Airmen on the peninsula pride themselves on being ready to fight tonight—because there is no alternative. USAF’s airmen and their A-10s, F-16s, U-2s, and other systems in the South, all supported by an air and space operations center, stay at a high state of readiness.

The vast majority of the US troops on the peninsula are on unaccompanied, one-year tours that allow them to focus single-mindedly on their mission. Staffing rates are high, and exercises are realistic and constant.

Military officers frequently mention the “tyranny of distance” in the Pacific, as the region encompasses roughly half the Earth’s surface and great distances must be accounted for and overcome. In Korea, planners have to worry about the opposite problem: the tyranny of proximity. Downtown Seoul is less than an hour’s drive from the demilitarized zone that separates it from the North. Greater Seoul is the world’s second largest urban area. It is also within DPRK artillery range.

Major war would create military and humanitarian chaos, as millions of civilians would try to escape the fighting by moving through a shifting battlefield that included Seoul’s urban area.

The Air Force prepares for war by studying the enemy and its likely invasion routes, working closely with ground forces and air controllers to master the scenarios.

In the event of a North Korean invasion, US aircraft out of Japan, Guam, Alaska, and elsewhere would quickly augment the American forces. The ROKAF has hundreds of advanced fighters of its own. This combined air force would devastate advancing DPRK troops and would immediately take the fight north.
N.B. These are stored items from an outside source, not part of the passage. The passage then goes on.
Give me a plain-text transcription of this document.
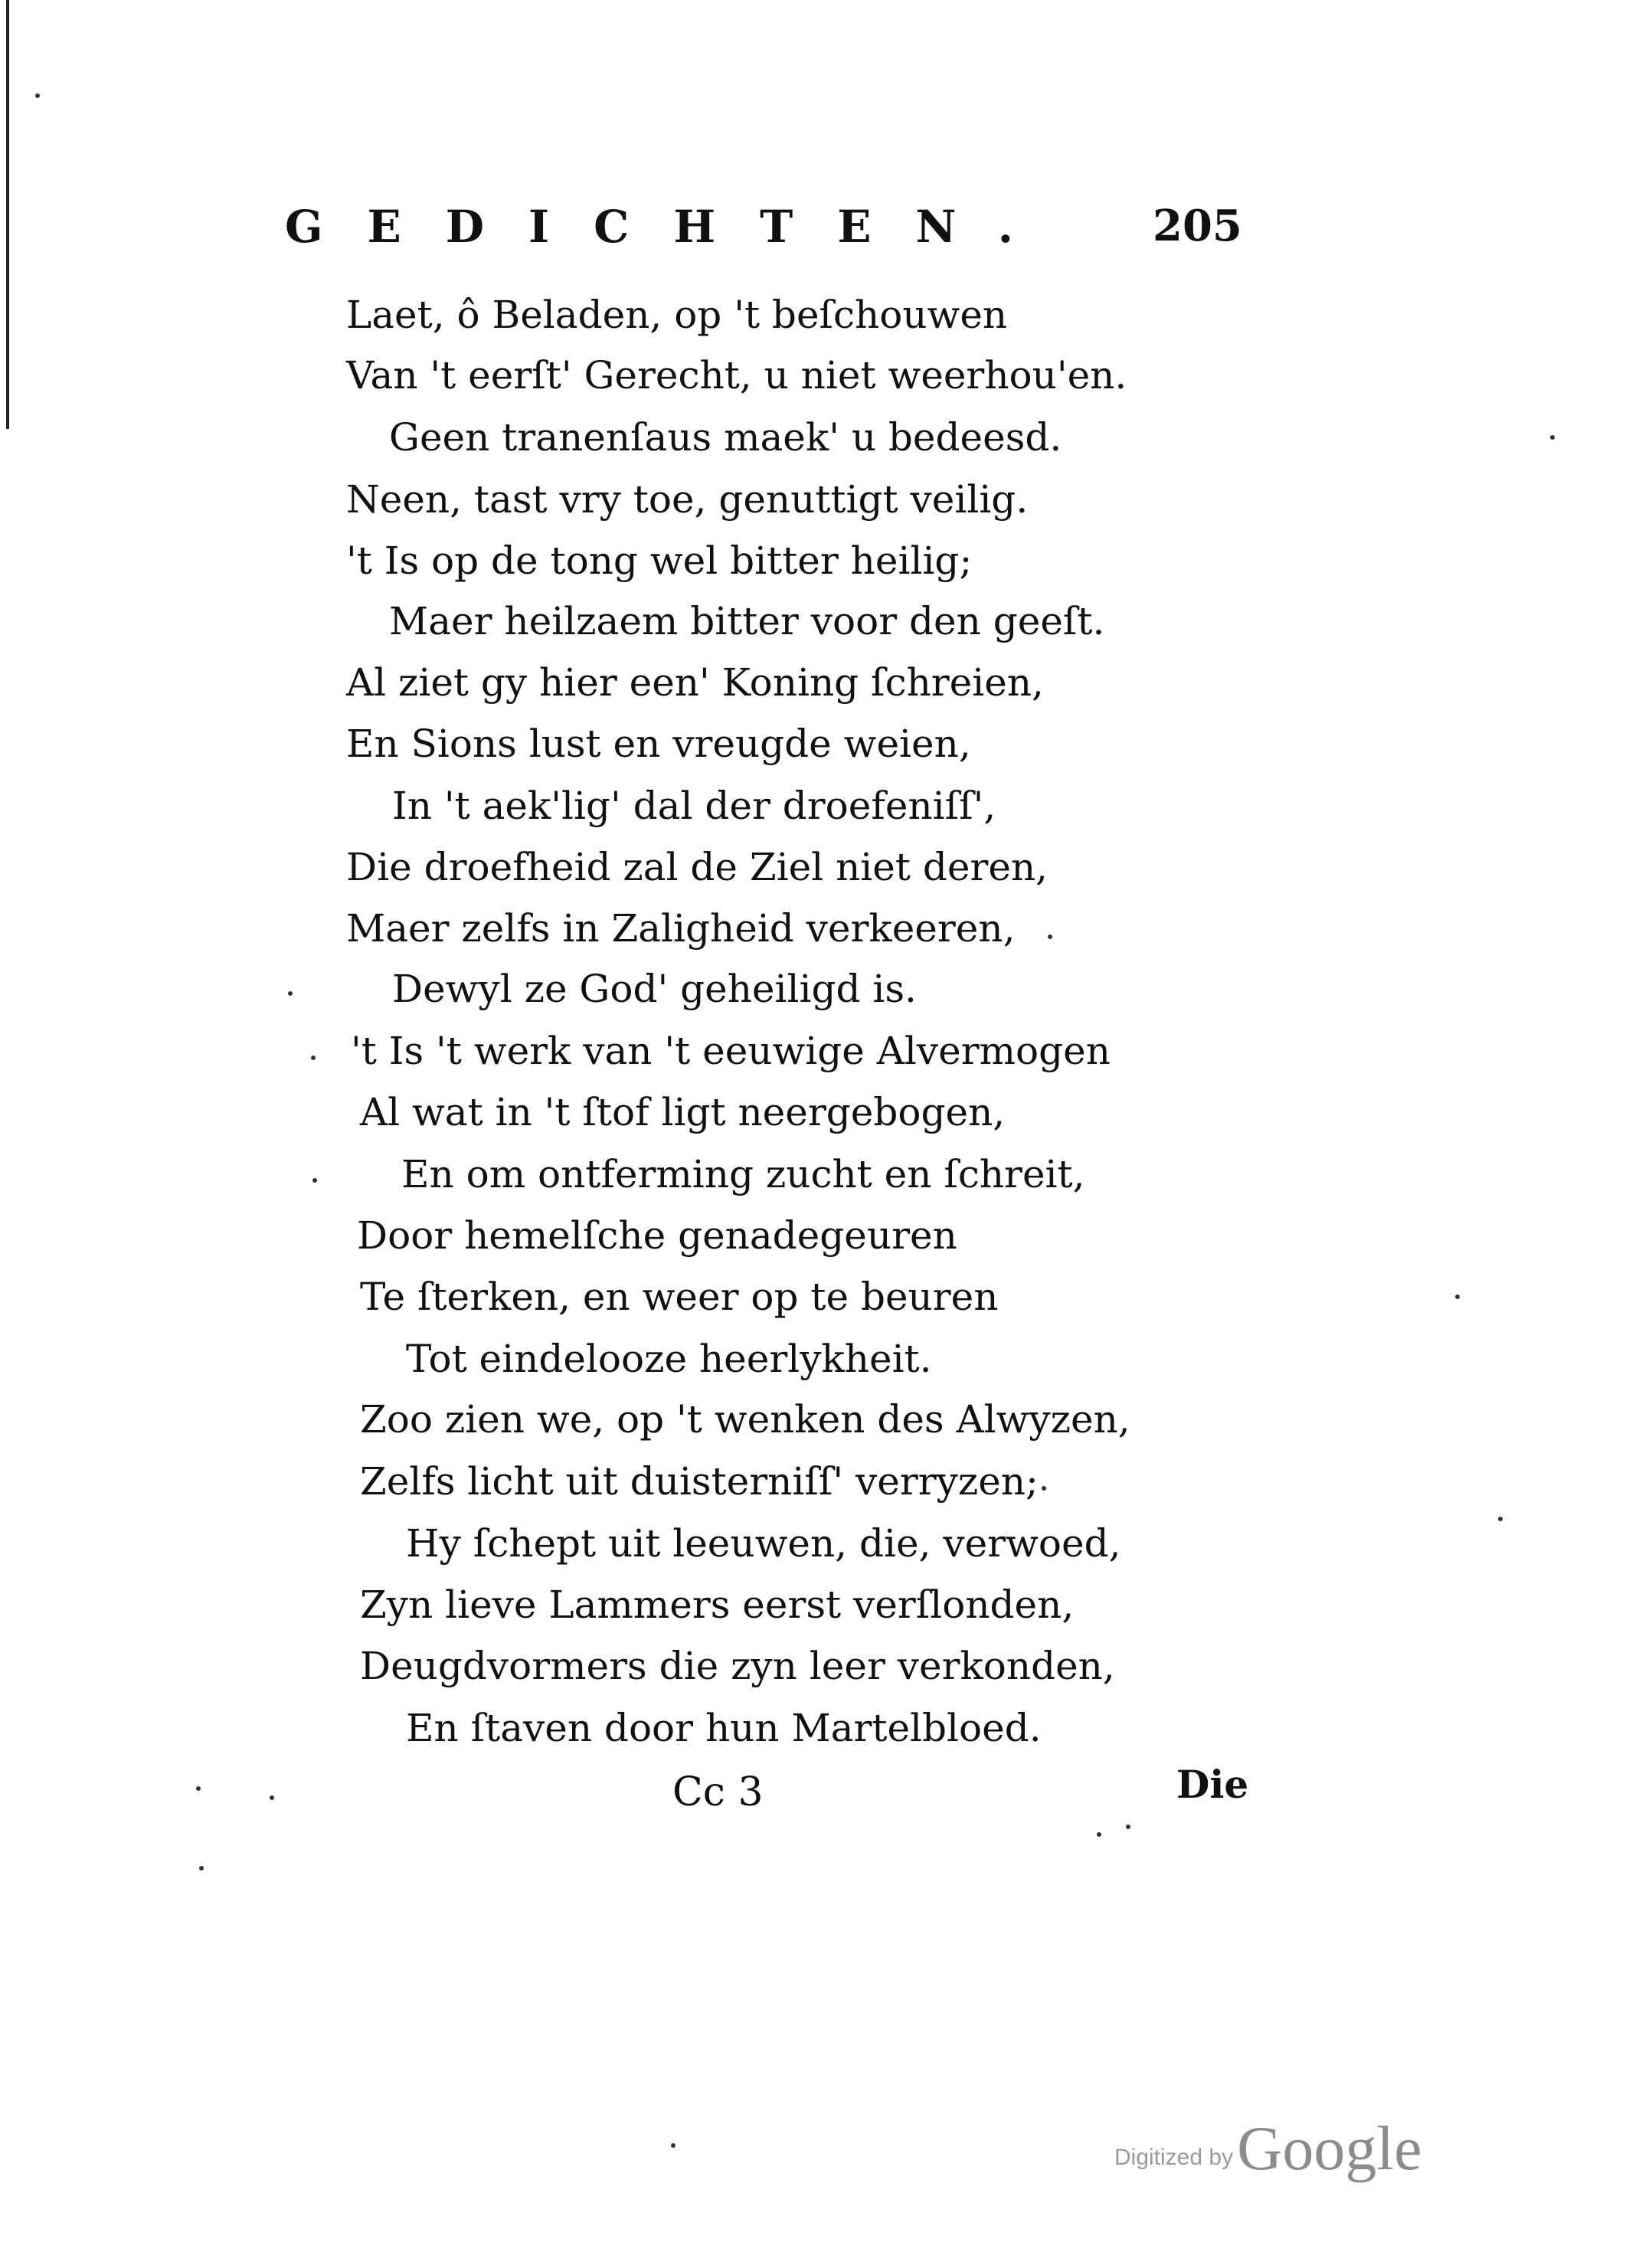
GEDICHTEN. 205
Laet, ô Beladen, op 't beſchouwen
Van 't eerſt' Gerecht, u niet weerhou'en.
Geen tranenſaus maek' u bedeesd.
Neen, tast vry toe, genuttigt veilig.
't Is op de tong wel bitter heilig;
Maer heilzaem bitter voor den geeſt.
Al ziet gy hier een' Koning ſchreien,
En Sions lust en vreugde weien,
In 't aek'lig' dal der droefeniſſ',
Die droefheid zal de Ziel niet deren,
Maer zelfs in Zaligheid verkeeren,
Dewyl ze God' geheiligd is.
't Is 't werk van 't eeuwige Alvermogen
Al wat in 't ſtof ligt neergebogen,
En om ontferming zucht en ſchreit,
Door hemelſche genadegeuren
Te ſterken, en weer op te beuren
Tot eindelooze heerlykheit.
Zoo zien we, op 't wenken des Alwyzen,
Zelfs licht uit duisterniſſ' verryzen;
Hy ſchept uit leeuwen, die, verwoed,
Zyn lieve Lammers eerst verſlonden,
Deugdvormers die zyn leer verkonden,
En ſtaven door hun Martelbloed.
Cc 3	Die
Digitized by Google
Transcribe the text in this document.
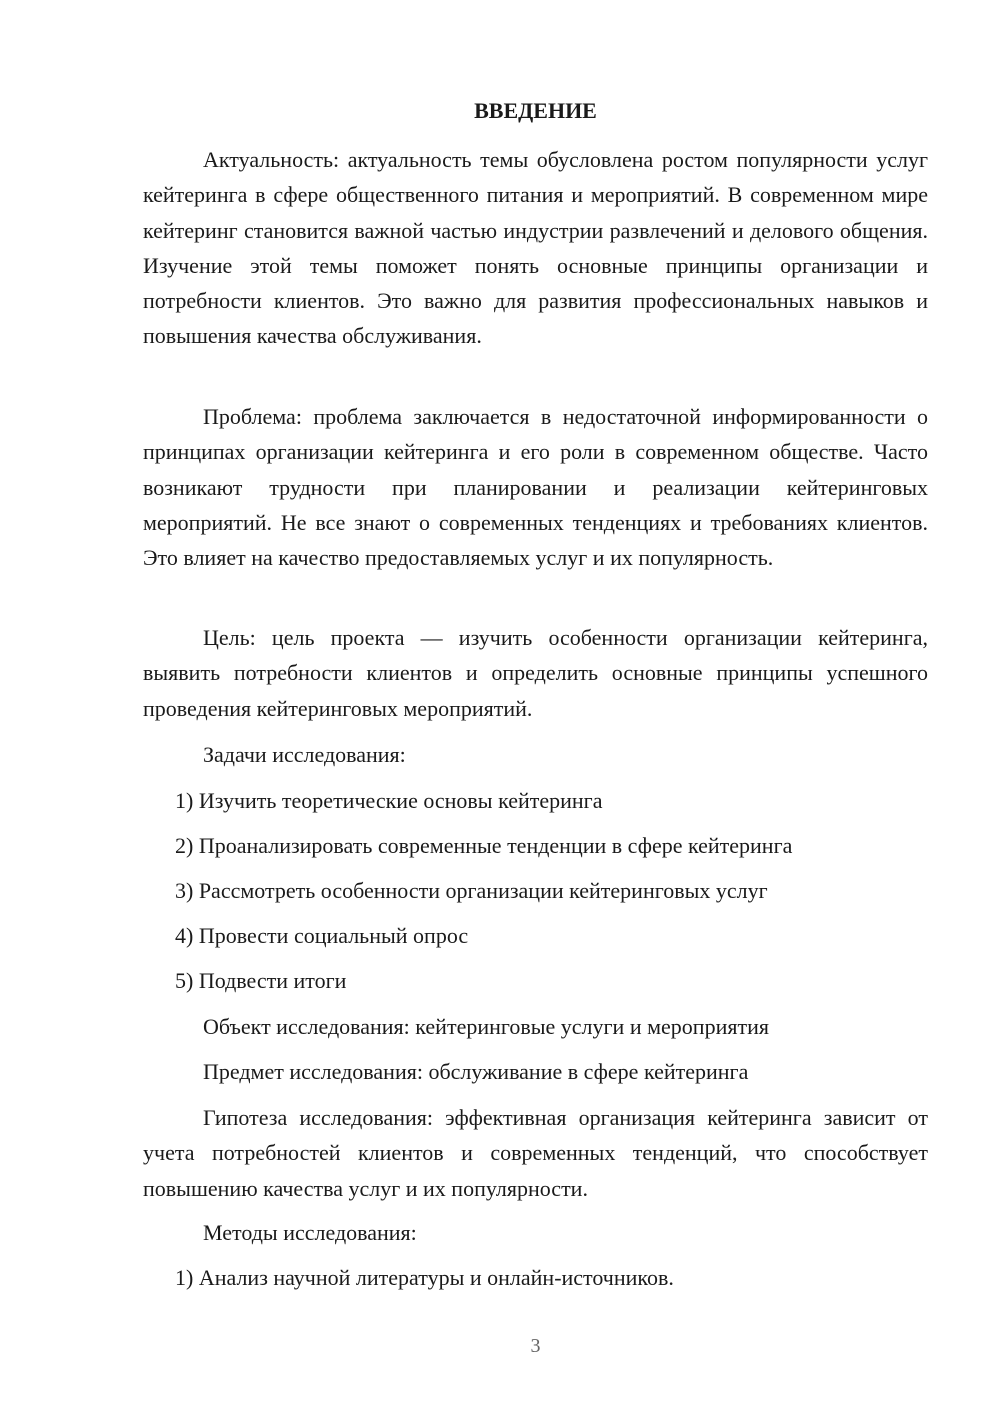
ВВЕДЕНИЕ

Актуальность: актуальность темы обусловлена ростом популярности услуг кейтеринга в сфере общественного питания и мероприятий. В современном мире кейтеринг становится важной частью индустрии развлечений и делового общения. Изучение этой темы поможет понять основные принципы организации и потребности клиентов. Это важно для развития профессиональных навыков и повышения качества обслуживания.

Проблема: проблема заключается в недостаточной информированности о принципах организации кейтеринга и его роли в современном обществе. Часто возникают трудности при планировании и реализации кейтеринговых мероприятий. Не все знают о современных тенденциях и требованиях клиентов. Это влияет на качество предоставляемых услуг и их популярность.

Цель: цель проекта — изучить особенности организации кейтеринга, выявить потребности клиентов и определить основные принципы успешного проведения кейтеринговых мероприятий.

Задачи исследования:

1) Изучить теоретические основы кейтеринга

2) Проанализировать современные тенденции в сфере кейтеринга

3) Рассмотреть особенности организации кейтеринговых услуг

4) Провести социальный опрос

5) Подвести итоги

Объект исследования: кейтеринговые услуги и мероприятия

Предмет исследования: обслуживание в сфере кейтеринга

Гипотеза исследования: эффективная организация кейтеринга зависит от учета потребностей клиентов и современных тенденций, что способствует повышению качества услуг и их популярности.

Методы исследования:

1) Анализ научной литературы и онлайн-источников.

3
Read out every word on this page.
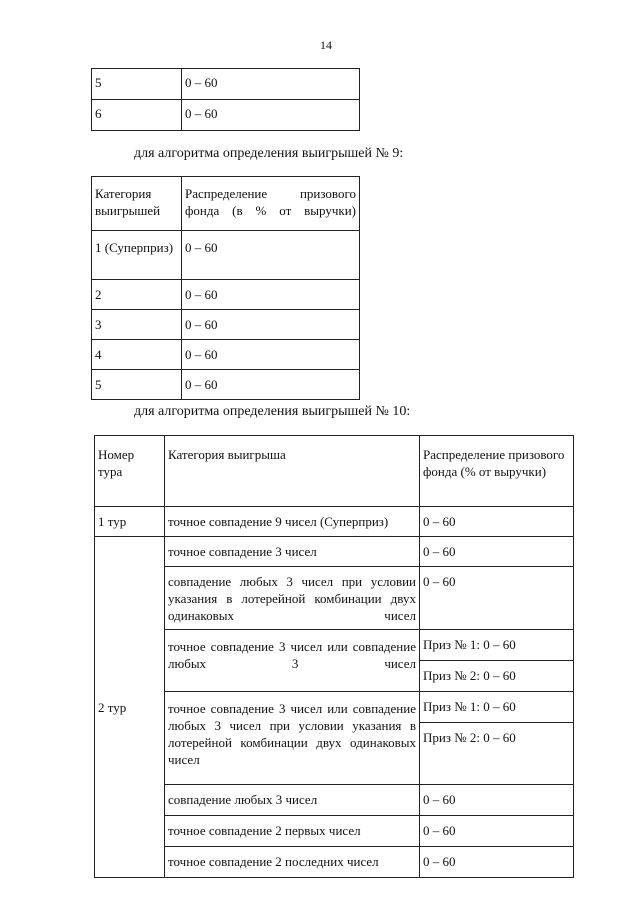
14
5	0 – 60
6	0 – 60
для алгоритма определения выигрышей № 9:
Категория выигрышей	Распределение призового фонда (в % от выручки)
1 (Суперприз)	0 – 60
2	0 – 60
3	0 – 60
4	0 – 60
5	0 – 60
для алгоритма определения выигрышей № 10:
Номер тура	Категория выигрыша	Распределение призового фонда (% от выручки)
1 тур	точное совпадение 9 чисел (Суперприз)	0 – 60
2 тур	точное совпадение 3 чисел	0 – 60
	совпадение любых 3 чисел при условии указания в лотерейной комбинации двух одинаковых чисел	0 – 60
	точное совпадение 3 чисел или совпадение любых 3 чисел	Приз № 1: 0 – 60
		Приз № 2: 0 – 60
	точное совпадение 3 чисел или совпадение любых 3 чисел при условии указания в лотерейной комбинации двух одинаковых чисел	Приз № 1: 0 – 60
		Приз № 2: 0 – 60
	совпадение любых 3 чисел	0 – 60
	точное совпадение 2 первых чисел	0 – 60
	точное совпадение 2 последних чисел	0 – 60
From Osan Air Base, south of Seoul, it is just a 15-minute flight to Pyongyang, North Korea.

If the North chose to invade, it would lose the war. The DPRK has numerical advantages, but its conventional capabilities are slowly fading while ROK and US capabilities grow ever greater. And while the North Koreans can study US tactics, “they don’t understand how flexible we can be,” said USAF Maj. Gen. Brian T. Bishop, deputy chief of staff for US Forces Korea.

Public exercises show strength and resolve. Annual events such as Key Resolve and Ulchi Freedom Guardian keep the US and ROK ready and send a clear message: If necessary, the defenders will defeat the North. A DPRK invasion would end North Korea’s Kim dynasty—and for all of its bluster and skirmishing, survival is what matters most to the regime.

Between 1950 and 1953, some 1.8 million Americans served in the Korean War, and more than 33,000 of them were killed in action. They did not die in vain. The Korean armistice turns 60 this year, and in the years since, the US and South Korea won the war. The North is contained, the South is free and prosperous, and American airmen help keep this status quo through their readiness and vigilance.

The Kim regime is unlikely to embrace meaningful reforms, as that ultimately led to the downfall of many dictators. A revolution would be messy, violent, and create a massive humanitarian problem. A new war would create the worst situation of all.

It is hard to envision a “good” way for this standoff to end, but thanks to the deterrent power of airpower, the South can remain at peace.